FIG. 1C shows an example of the web page underlying the third hyperlinked research area entitled “Control of Agent-Based Systems (CoABS)”, including the link “Projects” [0035] 103. The “Projects” link 103 directs the user to a list of projects, each with institution, title, and a list of hyperlinked years.
FIG. 1D shows the web page underlying “Projects” that includes the list of projects. This page includes one year for each project, while some others include two, three, or more years. Each hyperlinked year directs the user to summary information about the particular project for that year. [0036]
FIG. 1E shows the web page underlying the first hyperlinked year “2001”. This page includes project information. [0037]
To browse all of the project summary pages manually can involve a large amount of work to repeatedly position the mouse, click it, and wait for response. If the user is to also look for various things on these pages, even with an automatic finder, he or she needs to do so on each page separately. [0038]
According to an embodiment of the present invention, a system or method automatically traverses all of the links based on a declarative description of the link structures to be traversed. For the above example, the user can specify the starting web page address, and the links to follow at each level, which are “*”, “Projects”, and “*”, where “*” is a wildcard that matches all links. The link traverser can automatically traverses all the links described above and displays all the web pages in a single browser window. [0039]
According to an embodiment of the present invention, a method automatically traverses through links of a network, such as the Internet, following a traversal pattern provided by the user to obtain desired information. The user determines the traversal pattern. The traversal pattern can be described using a convention, for example, comprising a starting point and a set of links. The method collects search results from web pages the match the traversal pattern. The search results can be collated into a document, such as an HTML document, and displayed in a browser such as Netscape®. [0040]
It is to be understood that the present invention may be implemented in various forms of hardware, software, firmware, special purpose processors, or a combination thereof. In one embodiment, the present invention may be implemented in software as an application program tangibly embodied on a program storage device. The application program may be uploaded to, and executed by, a machine comprising any suitable architecture. Preferably, the machine is implemented on a computer platform having hardware such as one or more central processing units (CPU), a random access memory (RAM), and input/output (I/O) interface(s). The computer platform also includes an operating system and micro instruction code. The various processes and functions described herein may either be part of the micro instruction code or part of the application program (or a combination thereof), which is executed via the operating system. In addition, various other peripheral devices may be connected to the computer platform such as an additional data storage device and a printing device. [0041]
It is to be further understood that, because some of the constituent system components and method steps depicted in the accompanying figures may be implemented in software, the actual connections between the system components (or the process steps) may differ depending upon the manner in which the present invention is programmed. Given the teachings of the present invention provided herein, one of ordinary skill in the related art will be able to contemplate these and similar implementations or configurations of the present invention. [0042]
Referring to FIG. 2, upon determining a traversal pattern [0043] 201 a method can traverse a link graph 202 for target pages.

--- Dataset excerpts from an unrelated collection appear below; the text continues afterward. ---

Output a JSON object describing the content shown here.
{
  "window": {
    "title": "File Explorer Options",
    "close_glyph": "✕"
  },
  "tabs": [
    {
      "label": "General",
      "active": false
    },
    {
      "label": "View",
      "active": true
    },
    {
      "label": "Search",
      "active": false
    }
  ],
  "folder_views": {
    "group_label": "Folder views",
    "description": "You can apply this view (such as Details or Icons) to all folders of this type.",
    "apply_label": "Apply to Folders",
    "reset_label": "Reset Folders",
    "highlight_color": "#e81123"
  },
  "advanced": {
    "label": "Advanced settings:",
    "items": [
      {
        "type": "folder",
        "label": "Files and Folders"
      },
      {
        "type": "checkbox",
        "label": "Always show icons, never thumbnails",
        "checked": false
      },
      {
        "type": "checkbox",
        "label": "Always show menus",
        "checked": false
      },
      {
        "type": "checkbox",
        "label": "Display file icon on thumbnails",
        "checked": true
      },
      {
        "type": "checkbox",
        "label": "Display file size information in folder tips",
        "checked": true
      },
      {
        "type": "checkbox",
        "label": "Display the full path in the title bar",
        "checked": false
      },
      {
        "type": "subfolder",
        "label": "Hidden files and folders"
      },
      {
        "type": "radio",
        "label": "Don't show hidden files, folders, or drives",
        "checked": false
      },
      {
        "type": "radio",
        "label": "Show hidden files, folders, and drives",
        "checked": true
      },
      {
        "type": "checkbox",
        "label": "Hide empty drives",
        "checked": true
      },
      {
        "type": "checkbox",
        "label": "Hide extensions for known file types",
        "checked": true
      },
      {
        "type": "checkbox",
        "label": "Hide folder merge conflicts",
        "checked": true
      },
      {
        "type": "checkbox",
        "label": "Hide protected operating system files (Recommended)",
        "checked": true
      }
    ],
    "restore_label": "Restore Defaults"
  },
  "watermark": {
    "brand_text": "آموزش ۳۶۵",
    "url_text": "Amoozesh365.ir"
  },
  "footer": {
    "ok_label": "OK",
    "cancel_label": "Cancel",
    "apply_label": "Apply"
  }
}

Upon determining that the target text appears in a given web page, the web page can be appended to a results page 203 generated by the method. If a request for results is made 204, the results can be displayed 205. The results can be displayed prior to the method finishing a traversal of the link graph. The method determines whether additional links exist for traversal 206. Traversal of each new link can be done in a new thread. The method continues to traverse the link graph and append to the results until it determines that there are no more links that match the traversal pattern 207.
To prepare for the search, a user determines a repeatable traversal pattern while he or she performs a manual search on a web site. The traversal pattern can comprise hyperlinks for starting pages, a sequence of links to follow, and a target search string. The user can format the determined traversal pattern as a script using a specified convention. This script can be used to guide the method (e.g., a link traverser) through links and locate the needed pages. [0044]
The concepts underlying the script can be explained to an end user. The concepts can be implemented as components in a user-friendly GUI for receiving user input, for example, as described with reference to FIG. 3. Thus, the script can be generated from user input. The script can be based on any structured query language or a language of regular expressions. [0045]
The links of interest can be identified using pattern matching. End users can use keywords and/or wildcards for input into the GUI. Additionally, users can use the language of patterns directly. Pattern matching algorithms and implementations can also be used. [0046]
The traversal of the links can be multithreaded. Each thread can be used to explore a page. Each thread finds a set of new URLs on a page that matches the next step in the traversal pattern. If an end step in the traversal pattern is reached, the end page can be displayed and/or output. Threads can be exploited incrementally for accessing web pages, e.g., to reduce thread creation and connection time, threads can access multiple pages on the same web server. [0047]
The end pages that satisfy a condition, such as containing a target search string of the script, can be displayed and/or output. Further, intermediate pages can be output. Structure and statistics of the links traversed can also be collected and output, for example, showing a tree structure of the pages visited and collected, how many links where taken to reach an end page, or how many end pages where collected. The default for any condition to be satisfied can be set to “true.” Each page output can be preceded or otherwise associated with a URL of the page being output. [0048]
The results can be presented incrementally as the results are produced. The results can be displayed automatically in a web browser. The end pages can be appended to the display as they are returned. The content in the browser can scroll up automatically. The results can be written to a file, such as an HTML file stored, for example, on the local machine. [0049]
The method can be embodied as a JAVA application or be written in any other suitable programming language. A system according to an embodiment of the present invention reads in a script file prepared by a user and parses it into a traversal pattern. The traversal pattern provides information for the search. The information comprises one or more URLs of the starting web pages, a sequence of links to follow, and a name of the output file. The system opens an input stream from the starting web pages and reads in the HTML document and starts processing the sequence of links to follow. Eventually the system reaches leaf pages. It incrementally writes the pages into an output HTML file and incrementally displays this file in the default web browser. [0050]
The traversal pattern can be expressed with various notations and in a number of grammars. An example of a grammar for an abstract syntax is, for example: [0051]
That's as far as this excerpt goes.